Dependent Care Flexible Spending Account
Do you have children or legal dependents who need care? If so, you may be eligible for a Dependent Care Flexible Spending Account (DCFSA), which allows you to set aside pre-tax dollars towards the care for loved ones.
Who may be eligible for a DCFSA?
Columbia University employees who have dependent children under age 13, or have a dependent adult such as a spouse or live-in parent.
What does a DCFSA cover?
The money you contribute can be used to cover care for children such as day care, preschool, summer day camps or a nanny. It can also be used for adult dependent expenses such as an in-home caregiver.
Can funds be carried over?
There is typically no rollover with DCFSA funds, so be sure to plan accordingly.
Health Savings Account
Are you enrolled in a high deductible health plan (HDHP) and want another way to save for your health?
A Health Savings Account (HSA) is a great way to set aside money to use for qualified expenses while allowing you to grow your savings tax-free.

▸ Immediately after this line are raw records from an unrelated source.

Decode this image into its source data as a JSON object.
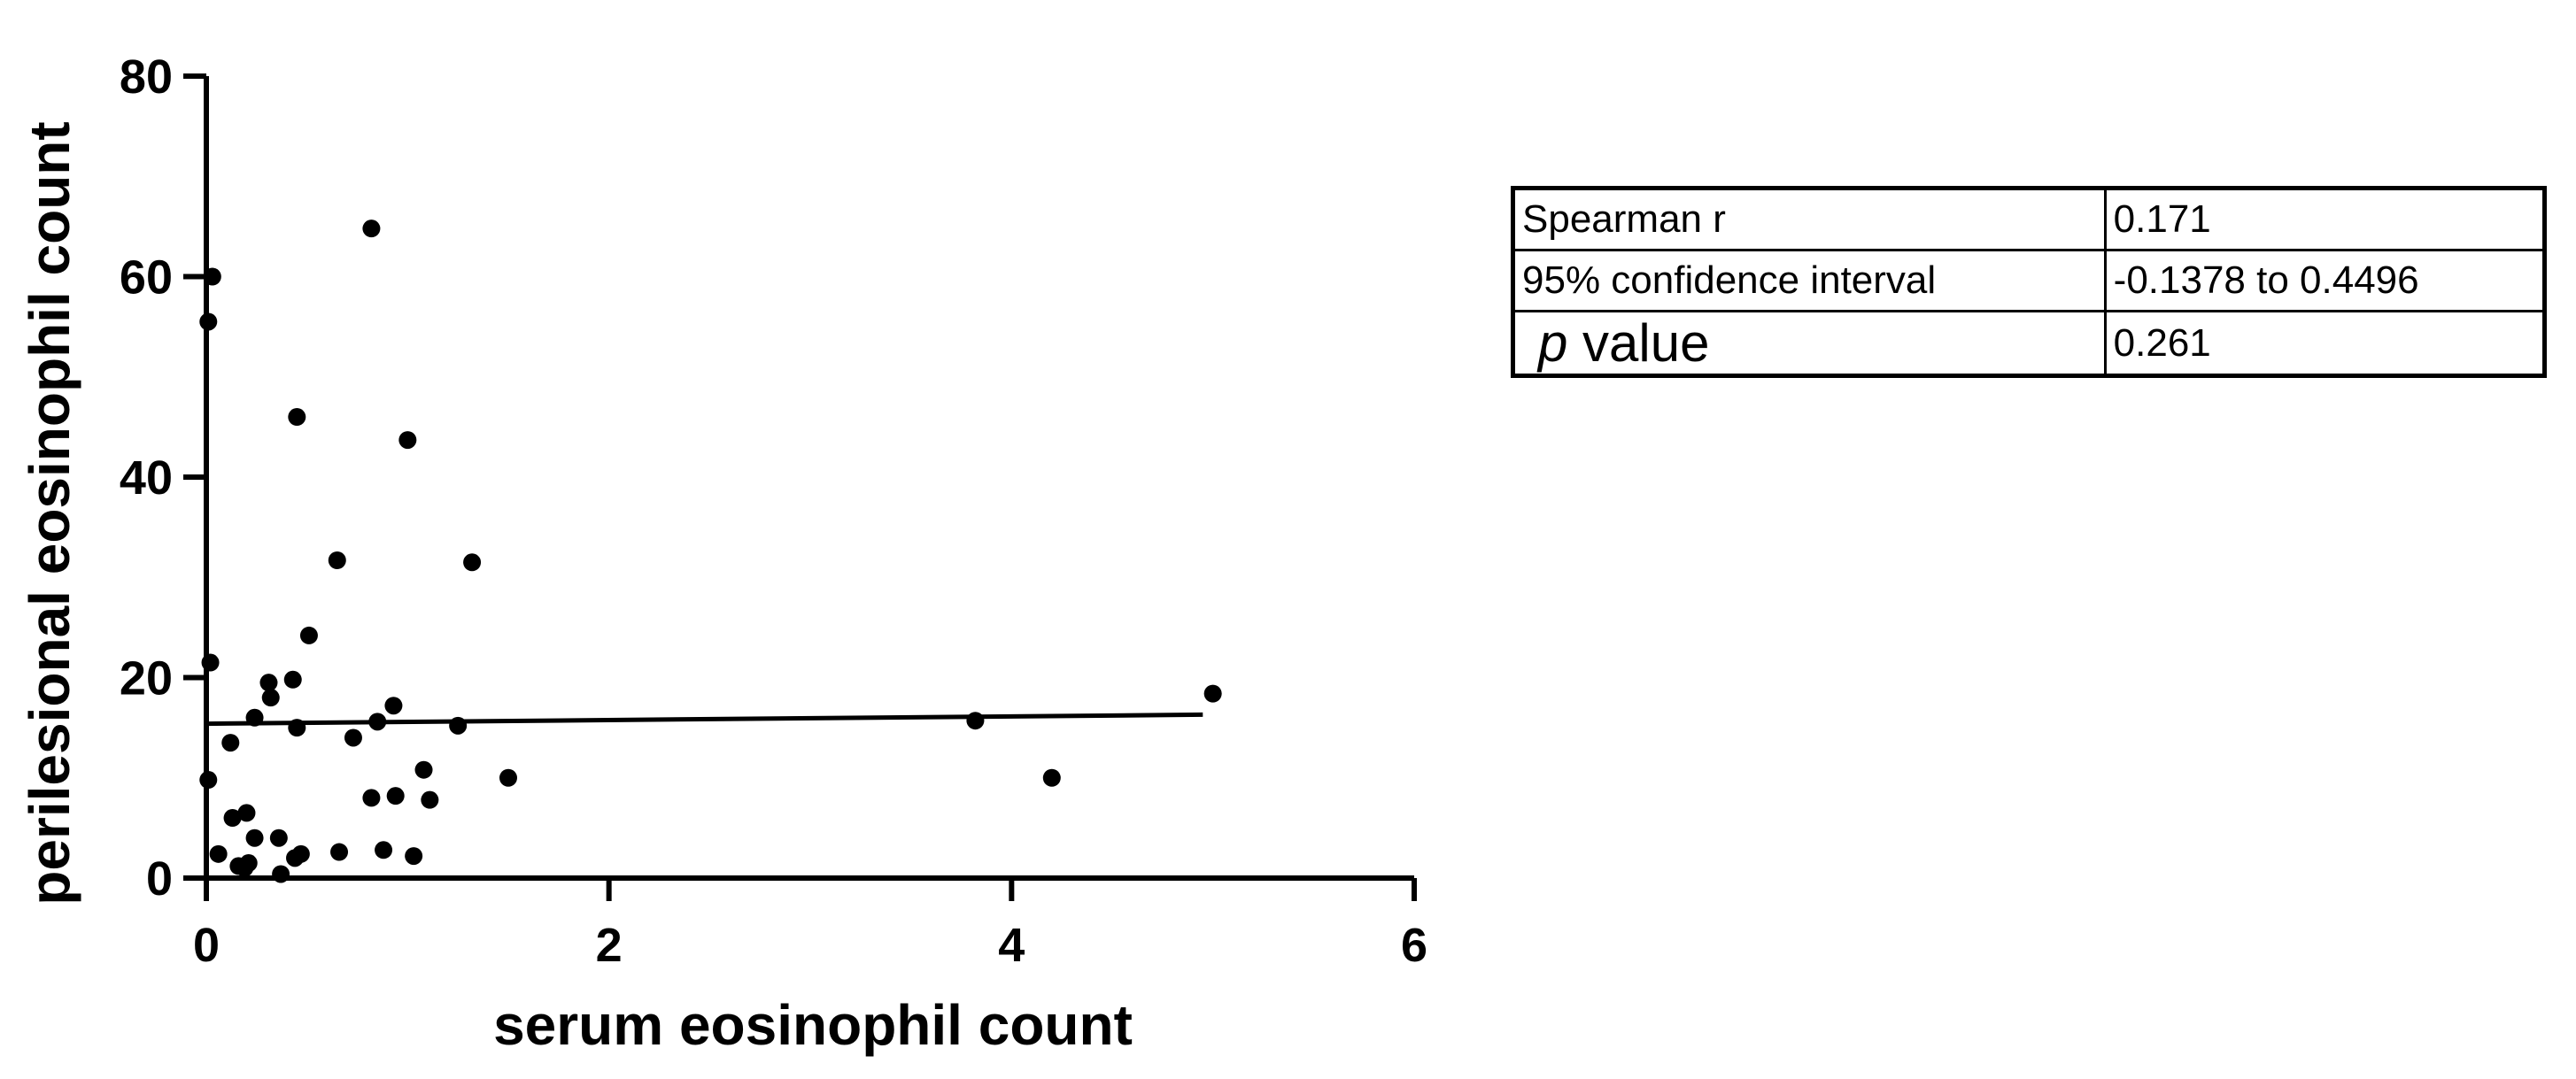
{
  "chart_data": {
    "type": "scatter",
    "title": "",
    "xlabel": "serum eosinophil count",
    "ylabel": "perilesional eosinophil count",
    "xlim": [
      0,
      6
    ],
    "ylim": [
      0,
      80
    ],
    "x_ticks": [
      0,
      2,
      4,
      6
    ],
    "y_ticks": [
      0,
      20,
      40,
      60,
      80
    ],
    "grid": false,
    "points": [
      {
        "x": 0.01,
        "y": 55.5
      },
      {
        "x": 0.03,
        "y": 60.0
      },
      {
        "x": 0.02,
        "y": 21.5
      },
      {
        "x": 0.01,
        "y": 9.8
      },
      {
        "x": 0.06,
        "y": 2.4
      },
      {
        "x": 0.12,
        "y": 13.5
      },
      {
        "x": 0.13,
        "y": 6.0
      },
      {
        "x": 0.2,
        "y": 6.5
      },
      {
        "x": 0.24,
        "y": 4.0
      },
      {
        "x": 0.24,
        "y": 16.0
      },
      {
        "x": 0.16,
        "y": 1.2
      },
      {
        "x": 0.19,
        "y": 1.0
      },
      {
        "x": 0.21,
        "y": 1.5
      },
      {
        "x": 0.31,
        "y": 19.5
      },
      {
        "x": 0.32,
        "y": 18.0
      },
      {
        "x": 0.36,
        "y": 4.0
      },
      {
        "x": 0.37,
        "y": 0.4
      },
      {
        "x": 0.43,
        "y": 19.8
      },
      {
        "x": 0.45,
        "y": 46.0
      },
      {
        "x": 0.45,
        "y": 15.0
      },
      {
        "x": 0.44,
        "y": 2.0
      },
      {
        "x": 0.47,
        "y": 2.4
      },
      {
        "x": 0.51,
        "y": 24.2
      },
      {
        "x": 0.65,
        "y": 31.7
      },
      {
        "x": 0.66,
        "y": 2.6
      },
      {
        "x": 0.73,
        "y": 14.0
      },
      {
        "x": 0.82,
        "y": 64.8
      },
      {
        "x": 0.82,
        "y": 8.0
      },
      {
        "x": 0.85,
        "y": 15.6
      },
      {
        "x": 0.88,
        "y": 2.8
      },
      {
        "x": 0.93,
        "y": 17.2
      },
      {
        "x": 0.94,
        "y": 8.2
      },
      {
        "x": 1.0,
        "y": 43.7
      },
      {
        "x": 1.03,
        "y": 2.2
      },
      {
        "x": 1.08,
        "y": 10.8
      },
      {
        "x": 1.11,
        "y": 7.8
      },
      {
        "x": 1.25,
        "y": 15.2
      },
      {
        "x": 1.32,
        "y": 31.5
      },
      {
        "x": 1.5,
        "y": 10.0
      },
      {
        "x": 3.82,
        "y": 15.7
      },
      {
        "x": 4.2,
        "y": 10.0
      },
      {
        "x": 5.0,
        "y": 18.4
      }
    ],
    "fit_line": {
      "x": [
        0.0,
        4.95
      ],
      "y": [
        15.4,
        16.3
      ]
    }
  },
  "stats_table": [
    {
      "label": "Spearman r",
      "value": "0.171"
    },
    {
      "label": "95% confidence interval",
      "value": "-0.1378 to 0.4496"
    },
    {
      "label_italic": "p",
      "label": " value",
      "value": "0.261"
    }
  ]
}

Plus, you can use this money anytime — now or in the future.
Here are a few advantages of having an HSA:
It offers triple tax benefits.
The money you contribute to your HSA is pre-tax or tax deductible. Your earnings grow income tax-free and you can make tax-free withdrawals at any time.

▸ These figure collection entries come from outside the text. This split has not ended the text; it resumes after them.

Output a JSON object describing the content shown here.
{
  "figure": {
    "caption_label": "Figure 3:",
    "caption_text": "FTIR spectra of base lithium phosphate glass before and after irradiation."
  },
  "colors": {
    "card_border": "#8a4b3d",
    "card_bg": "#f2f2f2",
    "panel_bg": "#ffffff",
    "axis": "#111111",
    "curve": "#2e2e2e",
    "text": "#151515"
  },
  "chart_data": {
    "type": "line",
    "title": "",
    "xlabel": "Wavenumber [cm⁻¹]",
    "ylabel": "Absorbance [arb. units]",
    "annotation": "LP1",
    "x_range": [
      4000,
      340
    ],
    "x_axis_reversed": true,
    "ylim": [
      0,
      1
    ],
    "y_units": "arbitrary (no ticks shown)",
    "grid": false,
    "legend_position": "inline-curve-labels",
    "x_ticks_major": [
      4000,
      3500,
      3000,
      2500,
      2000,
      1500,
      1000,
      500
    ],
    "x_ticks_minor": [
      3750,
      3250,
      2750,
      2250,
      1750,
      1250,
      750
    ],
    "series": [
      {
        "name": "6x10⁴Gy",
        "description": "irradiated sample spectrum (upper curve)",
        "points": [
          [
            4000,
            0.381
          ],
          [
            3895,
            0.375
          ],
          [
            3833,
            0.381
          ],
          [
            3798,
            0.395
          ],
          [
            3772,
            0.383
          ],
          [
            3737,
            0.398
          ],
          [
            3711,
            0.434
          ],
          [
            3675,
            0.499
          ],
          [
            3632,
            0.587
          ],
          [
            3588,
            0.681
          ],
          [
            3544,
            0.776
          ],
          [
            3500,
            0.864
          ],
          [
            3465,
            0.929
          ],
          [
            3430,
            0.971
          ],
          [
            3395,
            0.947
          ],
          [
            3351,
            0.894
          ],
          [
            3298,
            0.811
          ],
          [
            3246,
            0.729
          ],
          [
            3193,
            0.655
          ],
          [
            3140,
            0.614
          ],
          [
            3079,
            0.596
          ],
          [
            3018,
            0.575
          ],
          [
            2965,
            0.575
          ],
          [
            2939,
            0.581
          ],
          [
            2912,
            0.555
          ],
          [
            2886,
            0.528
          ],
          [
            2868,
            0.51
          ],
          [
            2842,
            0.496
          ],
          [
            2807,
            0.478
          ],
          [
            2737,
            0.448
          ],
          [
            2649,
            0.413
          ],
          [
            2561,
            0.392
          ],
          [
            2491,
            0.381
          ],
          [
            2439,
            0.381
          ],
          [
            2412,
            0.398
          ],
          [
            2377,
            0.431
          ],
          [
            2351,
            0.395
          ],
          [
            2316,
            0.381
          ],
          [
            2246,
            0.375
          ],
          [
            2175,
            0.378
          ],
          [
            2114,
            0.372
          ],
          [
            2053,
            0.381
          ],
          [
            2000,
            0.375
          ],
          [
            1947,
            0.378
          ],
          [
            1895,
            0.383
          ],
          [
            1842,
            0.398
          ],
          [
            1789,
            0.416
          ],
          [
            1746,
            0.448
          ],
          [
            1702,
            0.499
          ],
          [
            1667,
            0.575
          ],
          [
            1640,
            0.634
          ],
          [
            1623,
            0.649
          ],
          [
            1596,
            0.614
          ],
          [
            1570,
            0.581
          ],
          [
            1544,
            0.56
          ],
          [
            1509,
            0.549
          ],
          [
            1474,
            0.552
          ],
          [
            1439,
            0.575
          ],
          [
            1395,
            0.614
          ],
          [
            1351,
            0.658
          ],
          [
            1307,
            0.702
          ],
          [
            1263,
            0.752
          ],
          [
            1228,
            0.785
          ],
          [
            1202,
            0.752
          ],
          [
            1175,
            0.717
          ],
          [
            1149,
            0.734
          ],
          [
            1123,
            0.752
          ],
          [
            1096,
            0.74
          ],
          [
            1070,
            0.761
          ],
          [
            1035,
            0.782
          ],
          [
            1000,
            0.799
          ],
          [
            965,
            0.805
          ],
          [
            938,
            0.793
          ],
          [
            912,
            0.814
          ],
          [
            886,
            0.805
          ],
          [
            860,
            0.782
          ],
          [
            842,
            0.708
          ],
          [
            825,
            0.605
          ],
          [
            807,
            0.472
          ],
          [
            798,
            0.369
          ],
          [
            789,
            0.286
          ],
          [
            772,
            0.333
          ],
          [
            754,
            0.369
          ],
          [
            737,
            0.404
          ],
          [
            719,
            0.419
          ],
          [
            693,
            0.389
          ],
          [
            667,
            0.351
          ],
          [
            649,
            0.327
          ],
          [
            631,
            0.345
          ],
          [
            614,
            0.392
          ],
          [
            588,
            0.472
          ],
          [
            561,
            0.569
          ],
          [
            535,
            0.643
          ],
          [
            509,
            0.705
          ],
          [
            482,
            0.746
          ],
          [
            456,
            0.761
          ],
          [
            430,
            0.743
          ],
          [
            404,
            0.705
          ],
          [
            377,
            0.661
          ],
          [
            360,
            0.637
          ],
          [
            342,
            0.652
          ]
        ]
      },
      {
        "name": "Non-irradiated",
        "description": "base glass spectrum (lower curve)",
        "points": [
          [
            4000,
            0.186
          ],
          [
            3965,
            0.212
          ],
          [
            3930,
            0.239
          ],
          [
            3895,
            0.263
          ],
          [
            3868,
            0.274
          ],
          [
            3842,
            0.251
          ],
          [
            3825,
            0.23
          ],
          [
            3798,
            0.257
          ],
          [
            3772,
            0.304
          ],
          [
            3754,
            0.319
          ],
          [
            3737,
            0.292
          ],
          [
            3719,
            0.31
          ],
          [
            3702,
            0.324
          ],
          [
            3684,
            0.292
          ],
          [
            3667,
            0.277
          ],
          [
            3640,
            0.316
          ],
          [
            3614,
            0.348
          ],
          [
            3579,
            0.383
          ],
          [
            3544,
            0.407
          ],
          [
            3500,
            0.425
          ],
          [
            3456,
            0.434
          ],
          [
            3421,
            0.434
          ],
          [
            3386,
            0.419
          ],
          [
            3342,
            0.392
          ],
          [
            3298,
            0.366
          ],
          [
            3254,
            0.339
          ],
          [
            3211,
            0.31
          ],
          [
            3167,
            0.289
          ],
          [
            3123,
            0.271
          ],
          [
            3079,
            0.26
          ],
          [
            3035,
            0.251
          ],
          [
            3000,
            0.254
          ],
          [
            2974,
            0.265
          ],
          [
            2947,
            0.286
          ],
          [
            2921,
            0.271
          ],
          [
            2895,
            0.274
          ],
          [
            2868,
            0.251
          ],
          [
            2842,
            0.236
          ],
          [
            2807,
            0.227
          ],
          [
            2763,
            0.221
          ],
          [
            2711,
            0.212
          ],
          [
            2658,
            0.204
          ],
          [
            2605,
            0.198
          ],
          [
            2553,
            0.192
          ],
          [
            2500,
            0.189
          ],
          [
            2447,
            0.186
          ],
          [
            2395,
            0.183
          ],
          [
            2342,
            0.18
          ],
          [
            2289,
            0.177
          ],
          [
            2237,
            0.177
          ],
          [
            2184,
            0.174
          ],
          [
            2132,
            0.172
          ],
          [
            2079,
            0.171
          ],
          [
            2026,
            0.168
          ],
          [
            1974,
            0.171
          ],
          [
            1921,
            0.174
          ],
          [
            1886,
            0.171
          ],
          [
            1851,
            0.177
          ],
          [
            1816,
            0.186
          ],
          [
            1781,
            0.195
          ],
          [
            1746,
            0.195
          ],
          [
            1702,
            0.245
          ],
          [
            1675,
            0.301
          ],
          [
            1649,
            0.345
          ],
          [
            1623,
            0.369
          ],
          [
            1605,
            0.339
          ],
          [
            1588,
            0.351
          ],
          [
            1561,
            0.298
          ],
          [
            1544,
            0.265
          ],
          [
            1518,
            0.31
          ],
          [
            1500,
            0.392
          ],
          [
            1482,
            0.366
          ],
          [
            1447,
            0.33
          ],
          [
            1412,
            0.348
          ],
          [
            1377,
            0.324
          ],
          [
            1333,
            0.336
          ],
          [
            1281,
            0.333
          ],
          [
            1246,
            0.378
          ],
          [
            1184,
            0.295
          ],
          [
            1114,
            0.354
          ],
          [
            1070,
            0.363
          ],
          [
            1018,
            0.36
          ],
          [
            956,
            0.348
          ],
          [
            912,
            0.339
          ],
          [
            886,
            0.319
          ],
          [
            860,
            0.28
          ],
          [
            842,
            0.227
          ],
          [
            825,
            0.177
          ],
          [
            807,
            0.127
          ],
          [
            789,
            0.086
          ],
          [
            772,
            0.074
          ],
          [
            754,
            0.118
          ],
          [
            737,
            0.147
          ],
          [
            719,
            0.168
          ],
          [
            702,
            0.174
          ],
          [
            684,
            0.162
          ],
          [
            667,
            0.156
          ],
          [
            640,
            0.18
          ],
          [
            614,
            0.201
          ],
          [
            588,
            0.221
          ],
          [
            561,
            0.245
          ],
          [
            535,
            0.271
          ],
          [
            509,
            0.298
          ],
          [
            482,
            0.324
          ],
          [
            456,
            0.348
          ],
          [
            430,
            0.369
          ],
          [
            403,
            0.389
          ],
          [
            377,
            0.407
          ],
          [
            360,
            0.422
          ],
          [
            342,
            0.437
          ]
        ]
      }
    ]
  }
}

It can be used for a variety of health needs.
HSA funds can be used to pay for qualified expenses such as dental and vision care, prescription medications, certain over-the-counter (OTC) medications, chiropractic services, acupuncture and more.
You own your money.
Whether you change employers, switch health plans or retire, your money is yours to keep. Any money deposited into your HSA is available for you to spend on eligible expenses.
Healthcare Flexible Spending Account
Looking for another way to save? A Healthcare Flexible Spending Account (FSA) allows you to set aside money from your paycheck before taxes into an account to help pay for eligible healthcare costs.
How does an FSA work?
With an FSA, you choose how much to contribute, and the money is deducted from your paycheck before taxes. You can access your funds at any time. Sign up for an FSA during your annual benefits enrollment period.
What can I use my FSA funds on?
You can use your FSA dollars on a variety of over-the-counter (OTC) medications as well as eligible medical, vision and dental services and treatments.
How does it help me save on my taxes?
When you contribute to an FSA, you're setting aside pre-tax dollars. You don't have to pay federal income taxes on the money you put into your account. That means you may lower the amount of federal income tax you pay.
Plan how much to save
You can carry over up to $570* from your Healthcare FSA, but you will need to use the rest by the end of the year. It's important to think about how much you spend on healthcare before deciding how much to contribute.